Because we live in a complex world, and because we don't ask our members to
check their minds at the door, faithful Episcopalians will continue to disagree on
whether abortion is a moral choice, whether dioceses should be forced to open
their ordination processes to women, or whether faithful gay and lesbian
relationships should be celebrated and not just tolerated. The particular answer to
any of these questions is less important to me than how we as a Church deliberate
about them. Are we prayerful about them, listening for God's voice instead of our
own egos? Do we truly value the people who hold an opposing view, while
disagreeing with their position? And most of all, can we continue to come to the
communion rail, humbly receive the Body and Blood of Christ, respecting the
dignity of those who disagree with us. I believe we can. And must.

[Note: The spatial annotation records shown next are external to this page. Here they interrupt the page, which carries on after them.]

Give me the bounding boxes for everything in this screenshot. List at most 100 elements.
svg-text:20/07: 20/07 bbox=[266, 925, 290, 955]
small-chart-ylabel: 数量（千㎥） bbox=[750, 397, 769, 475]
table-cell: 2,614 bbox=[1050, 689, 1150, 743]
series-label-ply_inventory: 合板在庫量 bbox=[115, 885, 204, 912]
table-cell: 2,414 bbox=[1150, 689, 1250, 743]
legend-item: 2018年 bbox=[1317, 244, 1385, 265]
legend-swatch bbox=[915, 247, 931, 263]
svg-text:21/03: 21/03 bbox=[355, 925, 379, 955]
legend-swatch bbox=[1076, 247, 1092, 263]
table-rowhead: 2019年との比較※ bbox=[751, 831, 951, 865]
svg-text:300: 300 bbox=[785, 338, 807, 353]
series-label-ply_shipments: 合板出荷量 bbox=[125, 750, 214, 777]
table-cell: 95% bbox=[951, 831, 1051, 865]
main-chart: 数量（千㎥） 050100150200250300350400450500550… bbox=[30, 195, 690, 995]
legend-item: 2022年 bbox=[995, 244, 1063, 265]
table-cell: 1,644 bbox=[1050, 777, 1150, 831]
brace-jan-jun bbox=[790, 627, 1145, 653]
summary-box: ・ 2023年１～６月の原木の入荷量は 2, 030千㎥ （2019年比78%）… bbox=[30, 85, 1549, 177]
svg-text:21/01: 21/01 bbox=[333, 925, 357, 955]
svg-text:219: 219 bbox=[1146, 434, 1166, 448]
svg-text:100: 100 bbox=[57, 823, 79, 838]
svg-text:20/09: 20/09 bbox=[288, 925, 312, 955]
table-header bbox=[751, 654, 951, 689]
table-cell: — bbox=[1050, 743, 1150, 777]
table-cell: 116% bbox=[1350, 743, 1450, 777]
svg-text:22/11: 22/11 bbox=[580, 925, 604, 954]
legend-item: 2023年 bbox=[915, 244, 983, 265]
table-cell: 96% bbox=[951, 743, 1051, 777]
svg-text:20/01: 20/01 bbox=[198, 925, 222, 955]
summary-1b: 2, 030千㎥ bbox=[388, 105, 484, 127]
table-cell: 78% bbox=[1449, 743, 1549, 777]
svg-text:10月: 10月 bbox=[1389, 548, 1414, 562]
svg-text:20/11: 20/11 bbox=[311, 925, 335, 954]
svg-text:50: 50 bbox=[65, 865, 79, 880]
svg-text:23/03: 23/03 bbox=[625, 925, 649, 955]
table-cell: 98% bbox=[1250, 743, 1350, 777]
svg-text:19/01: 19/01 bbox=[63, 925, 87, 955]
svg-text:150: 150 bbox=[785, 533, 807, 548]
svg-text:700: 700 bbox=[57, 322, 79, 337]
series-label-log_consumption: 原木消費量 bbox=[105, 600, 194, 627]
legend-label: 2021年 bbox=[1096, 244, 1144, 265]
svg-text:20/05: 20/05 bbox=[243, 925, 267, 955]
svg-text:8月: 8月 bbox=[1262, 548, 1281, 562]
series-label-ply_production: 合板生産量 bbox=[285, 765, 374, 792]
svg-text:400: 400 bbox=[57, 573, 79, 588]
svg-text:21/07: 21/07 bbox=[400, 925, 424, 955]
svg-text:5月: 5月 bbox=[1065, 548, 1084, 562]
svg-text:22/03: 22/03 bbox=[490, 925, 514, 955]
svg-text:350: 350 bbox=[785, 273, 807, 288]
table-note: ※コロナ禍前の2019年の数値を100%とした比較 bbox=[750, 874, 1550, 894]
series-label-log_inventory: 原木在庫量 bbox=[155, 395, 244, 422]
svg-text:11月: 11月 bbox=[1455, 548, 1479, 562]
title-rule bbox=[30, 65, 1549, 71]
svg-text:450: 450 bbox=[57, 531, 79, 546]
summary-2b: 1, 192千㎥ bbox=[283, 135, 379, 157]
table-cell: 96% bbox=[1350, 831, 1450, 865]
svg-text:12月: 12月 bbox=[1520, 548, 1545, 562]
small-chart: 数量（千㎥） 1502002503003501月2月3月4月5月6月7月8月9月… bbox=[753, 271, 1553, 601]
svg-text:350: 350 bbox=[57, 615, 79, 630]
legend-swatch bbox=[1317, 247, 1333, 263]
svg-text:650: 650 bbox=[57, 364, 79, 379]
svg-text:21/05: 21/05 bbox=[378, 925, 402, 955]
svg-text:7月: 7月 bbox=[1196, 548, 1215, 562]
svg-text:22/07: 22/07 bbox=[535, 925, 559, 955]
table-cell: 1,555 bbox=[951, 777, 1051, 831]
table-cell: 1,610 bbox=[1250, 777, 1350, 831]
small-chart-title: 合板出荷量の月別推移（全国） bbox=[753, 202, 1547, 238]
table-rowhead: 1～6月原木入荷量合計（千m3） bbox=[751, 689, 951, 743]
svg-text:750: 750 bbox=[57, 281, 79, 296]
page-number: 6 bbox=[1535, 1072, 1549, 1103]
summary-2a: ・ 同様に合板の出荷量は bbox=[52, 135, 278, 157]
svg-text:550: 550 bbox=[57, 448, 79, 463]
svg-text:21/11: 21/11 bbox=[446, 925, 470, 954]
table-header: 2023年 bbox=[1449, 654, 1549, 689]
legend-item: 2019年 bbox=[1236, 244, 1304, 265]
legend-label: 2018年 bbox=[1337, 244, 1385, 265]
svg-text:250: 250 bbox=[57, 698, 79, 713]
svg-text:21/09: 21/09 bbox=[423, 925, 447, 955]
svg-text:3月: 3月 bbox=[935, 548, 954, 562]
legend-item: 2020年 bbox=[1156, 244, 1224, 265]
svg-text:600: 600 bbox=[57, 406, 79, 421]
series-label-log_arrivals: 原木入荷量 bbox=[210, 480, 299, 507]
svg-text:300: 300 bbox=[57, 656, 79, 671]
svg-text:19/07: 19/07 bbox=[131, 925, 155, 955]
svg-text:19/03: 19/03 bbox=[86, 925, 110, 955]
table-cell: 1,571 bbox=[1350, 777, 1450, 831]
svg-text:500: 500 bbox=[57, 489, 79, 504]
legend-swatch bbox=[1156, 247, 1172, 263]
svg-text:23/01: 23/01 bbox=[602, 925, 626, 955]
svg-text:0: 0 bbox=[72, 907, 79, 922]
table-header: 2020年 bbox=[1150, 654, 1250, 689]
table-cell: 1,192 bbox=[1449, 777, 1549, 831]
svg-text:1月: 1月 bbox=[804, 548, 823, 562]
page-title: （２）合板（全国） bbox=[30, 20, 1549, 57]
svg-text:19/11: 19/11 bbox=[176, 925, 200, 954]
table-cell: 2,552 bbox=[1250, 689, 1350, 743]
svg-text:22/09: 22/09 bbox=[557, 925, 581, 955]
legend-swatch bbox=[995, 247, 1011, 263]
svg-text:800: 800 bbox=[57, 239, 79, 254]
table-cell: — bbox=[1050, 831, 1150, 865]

Will our faith have children? A popular book on faith development by John
Westerhoff is entitled Will Our Children Have Faith? But a more pressing issue
for the Episcopal Church in this diocese and nation is whether or not our
community of faith will have anything to offer our children, youth and young
adults. Is it not alarming that 2/3 of those who answered the Bishop's Search
questionnaire were over 55 years old? Is it not frightening that so many of our
children and grandchildren know so little of the scripture and identify so weakly (if
at all) with the Church?
Most of what I have learned about being a Christian I've learned from young
people. Youth ministry is what I cut my teeth on. It pleases me to no end that I am
known in one of our congregations as the "Canon Dude." If the Diocese of New
Hampshire chooses to set children and youth as a priority for the diocese (not just
lip service, but a commitment), as your Bishop I would put all my years of working
with young people to work in the diocese. Visitations could be structured so that
significant and meaningful contact could be made with all the young people of a
parish, not just the confirmation class. The Bishop should accompany the diocese's
young people to the national Episcopal Youth Event. The Bishop, with the
assistance of parish leaders and clergy, should offer a day long conversation for
those young people in high school or college who might like to talk about one day
becoming ordained. In these and other ways, I would be willing to lead an effort to
make sure that in the future, our faith will have children!

Are we a people in community, or is it "us" versus "them?" In New Hampshire and
all over the Episcopal Church, not to mention America, we are raising questions
about how we relate to one another. At the local level, parishes try to counter the
"charity begins at home" philosophy when they ask parishioners to give generously
to the work of the congregation. At the diocesan level, some people refer to "the
diocese" as if it were made up of resident aliens rather than fellow Episcopalians.
Connections are sometimes difficult to make between what we do here in New
Hampshire and what is going on in the larger Church and world—and we become
lazy about communicating those connections.

Like politics, all ministry is local. The diocese should exist—and be intentionally
organized—to support ministry where it happens: in the local congregation. On the
other hand, scripture warns that one part of the Body cannot say to another, "I don't
need you." As your bishop, I would preach and teach about our responsibilities to
one another—whether as Christians (working to lessen the gap felt between the
diocese and our congregations), or as citizens (speaking out in public forums for
the people of New Hampshire to share the responsibility for educating our
children). There is no room for "them" and "us" in the Church, because in God's
economy, there is NO "them." A bishop ought not only to preach that message, but
with God's help, to embody it in his or her ministry.